All subprojects are based on the following questions: Which local groups are involved, and who is excluded? What are the concerns at stake and whose issues are addressed? What procedures are followed and what norms are articulated? Who benefits or loses, and why? Each subproject combines a structural macro-analysis of the function of these institutions in society with a micro-approach that singles out life stories of individuals and families who engaged with them in order to grasp their everyday experience with Dutch colonialism. Both on a conceptual and methodological level these approaches crucially complement each other, as the macro-analysis of people and cases justifies the selection of representative micro stories that make tangible the workings of the institutions in society at large. 

Project A ‘Mapping identity’ (Postdoc Leiden University) will for the first time critically reassess the thombo registration as part of larger Dutch administrative efforts to categorize and control the inhabitants under their rule, as both an ideological reflection and bureaucratic instrument of colonial stereotypical reasoning. The thombo registers will be analysed both diachronically in relation to earlier indigenous and Portuguese administrative practices and comparable proto-registers as well as synchronically in relation to the parish and legal administration of the VOC.

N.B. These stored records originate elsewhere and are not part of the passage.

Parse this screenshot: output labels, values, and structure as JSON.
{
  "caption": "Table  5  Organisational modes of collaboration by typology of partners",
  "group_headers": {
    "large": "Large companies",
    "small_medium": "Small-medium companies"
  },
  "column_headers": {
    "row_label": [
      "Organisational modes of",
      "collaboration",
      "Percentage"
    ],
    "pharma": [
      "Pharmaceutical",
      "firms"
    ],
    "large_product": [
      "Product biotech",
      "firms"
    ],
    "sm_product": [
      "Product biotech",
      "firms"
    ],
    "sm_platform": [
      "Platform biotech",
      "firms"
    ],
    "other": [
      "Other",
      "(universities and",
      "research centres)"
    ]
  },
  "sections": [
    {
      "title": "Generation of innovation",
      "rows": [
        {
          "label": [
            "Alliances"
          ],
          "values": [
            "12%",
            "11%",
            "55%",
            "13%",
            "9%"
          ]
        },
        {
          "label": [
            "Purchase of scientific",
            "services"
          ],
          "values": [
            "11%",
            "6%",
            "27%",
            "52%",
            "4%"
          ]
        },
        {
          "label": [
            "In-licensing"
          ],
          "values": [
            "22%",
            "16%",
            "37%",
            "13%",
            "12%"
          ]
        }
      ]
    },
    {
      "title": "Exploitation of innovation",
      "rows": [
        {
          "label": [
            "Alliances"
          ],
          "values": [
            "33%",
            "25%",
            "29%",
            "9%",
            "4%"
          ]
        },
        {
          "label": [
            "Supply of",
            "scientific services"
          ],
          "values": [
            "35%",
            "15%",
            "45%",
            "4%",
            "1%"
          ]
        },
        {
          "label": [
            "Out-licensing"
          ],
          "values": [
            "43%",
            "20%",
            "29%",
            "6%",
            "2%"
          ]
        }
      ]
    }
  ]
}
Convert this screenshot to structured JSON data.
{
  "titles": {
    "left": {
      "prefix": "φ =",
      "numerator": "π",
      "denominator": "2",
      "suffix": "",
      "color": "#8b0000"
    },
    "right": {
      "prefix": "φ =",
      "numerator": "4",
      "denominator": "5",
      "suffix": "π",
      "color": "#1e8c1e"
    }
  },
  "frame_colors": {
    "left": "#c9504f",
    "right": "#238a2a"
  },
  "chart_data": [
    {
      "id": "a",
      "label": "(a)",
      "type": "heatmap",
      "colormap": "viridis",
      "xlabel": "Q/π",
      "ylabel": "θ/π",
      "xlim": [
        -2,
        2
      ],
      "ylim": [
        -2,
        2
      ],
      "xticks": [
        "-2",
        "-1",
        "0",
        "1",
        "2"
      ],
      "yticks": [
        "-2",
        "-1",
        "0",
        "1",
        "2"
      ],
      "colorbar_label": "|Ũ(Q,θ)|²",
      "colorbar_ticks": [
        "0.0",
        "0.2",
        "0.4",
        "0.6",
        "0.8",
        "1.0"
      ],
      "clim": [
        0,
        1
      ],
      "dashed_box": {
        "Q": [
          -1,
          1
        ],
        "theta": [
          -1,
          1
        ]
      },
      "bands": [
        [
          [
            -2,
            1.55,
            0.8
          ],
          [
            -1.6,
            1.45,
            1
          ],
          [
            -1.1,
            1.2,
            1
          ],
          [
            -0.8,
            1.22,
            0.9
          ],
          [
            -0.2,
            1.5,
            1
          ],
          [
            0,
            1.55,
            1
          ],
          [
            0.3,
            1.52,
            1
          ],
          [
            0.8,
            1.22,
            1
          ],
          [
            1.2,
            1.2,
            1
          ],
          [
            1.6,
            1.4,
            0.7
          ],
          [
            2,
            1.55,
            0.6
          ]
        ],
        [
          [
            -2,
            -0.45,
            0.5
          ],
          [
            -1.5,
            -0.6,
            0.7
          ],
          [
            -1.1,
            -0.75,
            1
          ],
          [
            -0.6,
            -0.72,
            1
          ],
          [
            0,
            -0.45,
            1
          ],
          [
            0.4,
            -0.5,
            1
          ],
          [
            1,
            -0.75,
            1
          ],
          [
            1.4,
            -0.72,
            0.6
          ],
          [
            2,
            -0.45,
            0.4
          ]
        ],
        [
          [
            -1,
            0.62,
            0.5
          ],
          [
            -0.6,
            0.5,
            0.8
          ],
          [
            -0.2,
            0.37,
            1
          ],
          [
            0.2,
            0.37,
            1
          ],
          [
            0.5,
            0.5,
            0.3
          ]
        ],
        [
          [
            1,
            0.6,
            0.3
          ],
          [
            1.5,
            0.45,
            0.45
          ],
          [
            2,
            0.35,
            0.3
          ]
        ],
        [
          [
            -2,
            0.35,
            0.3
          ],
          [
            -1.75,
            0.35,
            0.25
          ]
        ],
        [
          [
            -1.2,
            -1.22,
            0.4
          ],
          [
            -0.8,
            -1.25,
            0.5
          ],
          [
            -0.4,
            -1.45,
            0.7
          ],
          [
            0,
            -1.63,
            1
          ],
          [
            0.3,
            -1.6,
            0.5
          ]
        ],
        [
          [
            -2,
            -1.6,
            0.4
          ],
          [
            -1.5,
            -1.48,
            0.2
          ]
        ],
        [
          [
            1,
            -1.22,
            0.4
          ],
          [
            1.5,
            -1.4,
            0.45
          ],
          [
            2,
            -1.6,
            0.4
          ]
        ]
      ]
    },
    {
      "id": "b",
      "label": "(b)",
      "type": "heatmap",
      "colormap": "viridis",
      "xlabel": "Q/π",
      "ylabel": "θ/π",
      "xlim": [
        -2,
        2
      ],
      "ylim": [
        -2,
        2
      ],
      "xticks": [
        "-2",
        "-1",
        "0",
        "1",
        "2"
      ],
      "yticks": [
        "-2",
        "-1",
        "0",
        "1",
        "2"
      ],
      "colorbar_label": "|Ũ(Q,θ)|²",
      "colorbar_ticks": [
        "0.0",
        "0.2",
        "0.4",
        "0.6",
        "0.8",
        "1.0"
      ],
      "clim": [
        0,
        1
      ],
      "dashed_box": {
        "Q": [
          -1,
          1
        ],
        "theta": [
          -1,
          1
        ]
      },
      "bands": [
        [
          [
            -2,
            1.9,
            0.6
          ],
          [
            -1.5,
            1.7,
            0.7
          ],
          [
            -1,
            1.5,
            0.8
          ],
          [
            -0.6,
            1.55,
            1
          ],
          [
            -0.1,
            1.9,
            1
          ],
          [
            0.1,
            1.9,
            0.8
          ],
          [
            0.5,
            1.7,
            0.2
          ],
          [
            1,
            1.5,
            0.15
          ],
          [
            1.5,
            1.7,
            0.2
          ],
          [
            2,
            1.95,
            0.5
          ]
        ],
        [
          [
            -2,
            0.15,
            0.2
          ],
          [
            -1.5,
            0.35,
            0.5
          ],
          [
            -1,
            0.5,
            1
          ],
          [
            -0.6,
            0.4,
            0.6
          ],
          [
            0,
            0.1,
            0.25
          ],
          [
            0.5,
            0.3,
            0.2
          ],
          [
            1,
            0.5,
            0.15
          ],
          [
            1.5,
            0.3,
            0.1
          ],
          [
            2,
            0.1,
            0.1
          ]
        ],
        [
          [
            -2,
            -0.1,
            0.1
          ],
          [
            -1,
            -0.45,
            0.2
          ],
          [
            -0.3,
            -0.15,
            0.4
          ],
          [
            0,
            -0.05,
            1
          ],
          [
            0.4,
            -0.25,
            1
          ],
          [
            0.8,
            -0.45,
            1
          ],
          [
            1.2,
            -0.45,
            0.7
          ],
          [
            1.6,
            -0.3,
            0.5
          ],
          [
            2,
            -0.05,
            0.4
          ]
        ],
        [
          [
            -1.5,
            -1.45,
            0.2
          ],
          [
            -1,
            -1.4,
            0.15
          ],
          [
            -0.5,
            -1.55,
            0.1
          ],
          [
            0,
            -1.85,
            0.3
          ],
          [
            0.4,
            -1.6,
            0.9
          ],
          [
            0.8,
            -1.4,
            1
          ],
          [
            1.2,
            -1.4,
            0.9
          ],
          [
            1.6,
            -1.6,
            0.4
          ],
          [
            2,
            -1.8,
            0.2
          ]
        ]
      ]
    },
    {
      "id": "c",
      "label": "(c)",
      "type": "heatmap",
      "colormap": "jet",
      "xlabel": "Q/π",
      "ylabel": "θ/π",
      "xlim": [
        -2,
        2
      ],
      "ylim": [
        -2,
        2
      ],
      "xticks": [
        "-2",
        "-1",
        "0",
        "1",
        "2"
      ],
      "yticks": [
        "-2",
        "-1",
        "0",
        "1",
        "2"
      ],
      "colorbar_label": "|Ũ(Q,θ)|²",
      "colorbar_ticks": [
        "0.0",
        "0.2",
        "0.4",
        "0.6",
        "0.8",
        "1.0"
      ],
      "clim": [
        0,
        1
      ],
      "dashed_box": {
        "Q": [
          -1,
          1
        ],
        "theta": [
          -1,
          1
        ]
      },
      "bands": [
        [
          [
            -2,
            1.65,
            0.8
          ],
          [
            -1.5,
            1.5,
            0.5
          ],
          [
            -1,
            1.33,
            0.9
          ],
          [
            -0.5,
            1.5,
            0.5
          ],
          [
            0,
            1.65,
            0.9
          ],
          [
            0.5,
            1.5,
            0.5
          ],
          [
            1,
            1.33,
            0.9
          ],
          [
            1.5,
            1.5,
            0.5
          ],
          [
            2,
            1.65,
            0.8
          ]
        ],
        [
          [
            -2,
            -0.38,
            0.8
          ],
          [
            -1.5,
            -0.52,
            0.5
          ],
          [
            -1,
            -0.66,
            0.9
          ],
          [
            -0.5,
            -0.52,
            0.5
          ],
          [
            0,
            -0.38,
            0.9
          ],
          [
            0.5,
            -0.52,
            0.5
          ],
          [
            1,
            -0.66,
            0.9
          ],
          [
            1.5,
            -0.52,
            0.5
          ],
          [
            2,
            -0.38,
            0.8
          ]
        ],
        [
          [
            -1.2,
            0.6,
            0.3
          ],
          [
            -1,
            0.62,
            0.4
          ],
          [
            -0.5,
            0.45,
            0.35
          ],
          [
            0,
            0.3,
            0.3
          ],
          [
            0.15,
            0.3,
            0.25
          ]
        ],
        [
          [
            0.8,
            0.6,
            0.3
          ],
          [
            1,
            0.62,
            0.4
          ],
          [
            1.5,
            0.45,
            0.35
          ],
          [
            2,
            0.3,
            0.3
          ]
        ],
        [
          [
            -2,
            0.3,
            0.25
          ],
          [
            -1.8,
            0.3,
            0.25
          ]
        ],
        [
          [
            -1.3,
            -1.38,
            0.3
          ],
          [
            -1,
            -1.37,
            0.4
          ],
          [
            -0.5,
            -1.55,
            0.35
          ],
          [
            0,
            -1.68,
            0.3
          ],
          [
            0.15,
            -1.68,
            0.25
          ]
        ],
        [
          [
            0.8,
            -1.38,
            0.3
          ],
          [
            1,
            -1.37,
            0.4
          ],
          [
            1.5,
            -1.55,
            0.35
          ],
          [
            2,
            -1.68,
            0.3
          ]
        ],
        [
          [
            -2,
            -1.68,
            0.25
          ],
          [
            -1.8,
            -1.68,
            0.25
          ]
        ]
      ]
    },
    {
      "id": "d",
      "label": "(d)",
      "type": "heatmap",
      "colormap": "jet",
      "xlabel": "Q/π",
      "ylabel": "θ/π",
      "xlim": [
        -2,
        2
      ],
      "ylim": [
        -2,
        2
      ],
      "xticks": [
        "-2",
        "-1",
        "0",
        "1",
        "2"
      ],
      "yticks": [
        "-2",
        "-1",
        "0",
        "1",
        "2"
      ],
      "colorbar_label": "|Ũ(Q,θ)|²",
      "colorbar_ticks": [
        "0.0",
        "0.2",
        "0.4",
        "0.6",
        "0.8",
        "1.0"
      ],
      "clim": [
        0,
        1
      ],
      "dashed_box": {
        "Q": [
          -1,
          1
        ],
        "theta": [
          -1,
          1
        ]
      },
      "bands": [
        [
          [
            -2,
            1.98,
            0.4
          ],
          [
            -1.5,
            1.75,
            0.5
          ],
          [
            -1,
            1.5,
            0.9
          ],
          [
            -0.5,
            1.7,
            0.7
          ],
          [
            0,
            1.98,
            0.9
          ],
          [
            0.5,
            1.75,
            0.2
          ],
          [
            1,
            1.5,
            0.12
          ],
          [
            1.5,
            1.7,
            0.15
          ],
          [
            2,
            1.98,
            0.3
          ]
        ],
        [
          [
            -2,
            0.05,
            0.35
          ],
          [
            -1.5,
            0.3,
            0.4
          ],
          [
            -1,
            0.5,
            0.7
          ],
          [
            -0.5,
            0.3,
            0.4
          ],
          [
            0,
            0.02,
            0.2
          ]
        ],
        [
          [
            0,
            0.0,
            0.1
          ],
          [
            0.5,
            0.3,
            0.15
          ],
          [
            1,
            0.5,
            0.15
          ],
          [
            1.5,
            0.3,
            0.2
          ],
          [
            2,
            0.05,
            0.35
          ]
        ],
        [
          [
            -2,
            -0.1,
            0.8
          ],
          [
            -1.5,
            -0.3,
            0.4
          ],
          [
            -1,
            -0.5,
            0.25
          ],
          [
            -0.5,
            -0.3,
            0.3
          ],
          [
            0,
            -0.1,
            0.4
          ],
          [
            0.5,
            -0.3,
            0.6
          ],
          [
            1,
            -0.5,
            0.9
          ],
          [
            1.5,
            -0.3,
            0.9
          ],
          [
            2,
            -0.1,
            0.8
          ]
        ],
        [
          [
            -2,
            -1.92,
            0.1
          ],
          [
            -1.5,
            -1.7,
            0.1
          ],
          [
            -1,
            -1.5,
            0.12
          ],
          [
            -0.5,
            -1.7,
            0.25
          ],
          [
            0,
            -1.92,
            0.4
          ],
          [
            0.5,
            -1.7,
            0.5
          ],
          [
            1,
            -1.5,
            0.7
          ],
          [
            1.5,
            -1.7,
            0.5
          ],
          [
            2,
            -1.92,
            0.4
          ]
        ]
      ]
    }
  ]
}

Project B ‘Negotiating fiscal norms, property and labour’ (PhD Radboud University Nijmegen) focuses on the thombos as sites of negotiaton related to property and personal services. It will analyse the complex and manifold categories employed to describe land plots and concomitant rights and duties in the land thombos and those describing caste, labour services, civil status, legitimacy and genealogical relations in the head thombos. It is precisely in these categories as they emerge over time and differ across regions that we find the crystallized negotiations between members of extended families, between villages and aristocracy, between the indigenous population and the VOC, and between the VOC and the Church.

Project C ‘Negotiating conversion and family law’ (PhD Leiden University) sees the church as norm-maker in family affairs and addresses the issue of religious conversion as offering social mobility to Sinhalese and Tamil families. It will use conversion, baptism and marriage data from the eighteenth-century parish registers (or school thombos) and minutes of the Consistory of the Dutch Reformed Church in Wolvendaal, Colombo where divorce cases were discussed. In order to understand the effect of everyday experiences with Christianity it will identify the family structures of converted Roman Catholic and Protestant families in the thombo registration.

Project D ‘Consuming the law’ (Dr. Dries Lyna, Radboud University Nijmegen) conceptualises the civil courts as arenas of self-assertion for families and individuals living in the multi-ethnic social order in the coastal urban and adjacent rural areas of Colombo, Galle and Jaffna. Litigation practices between and within various groups over inheritance issues and business transactions were regular affairs at the Civiele Stadsraad. The court cases will allow us to gauge the importance of citizenship for urban communities such as the Sinhalese, Dutch and Portuguese Burghers, Muslim traders and Chetties. The thombo registers are used to localize litigants and allow us to go beyond the fragmented socio-economic pictures of colonial urban melting pots.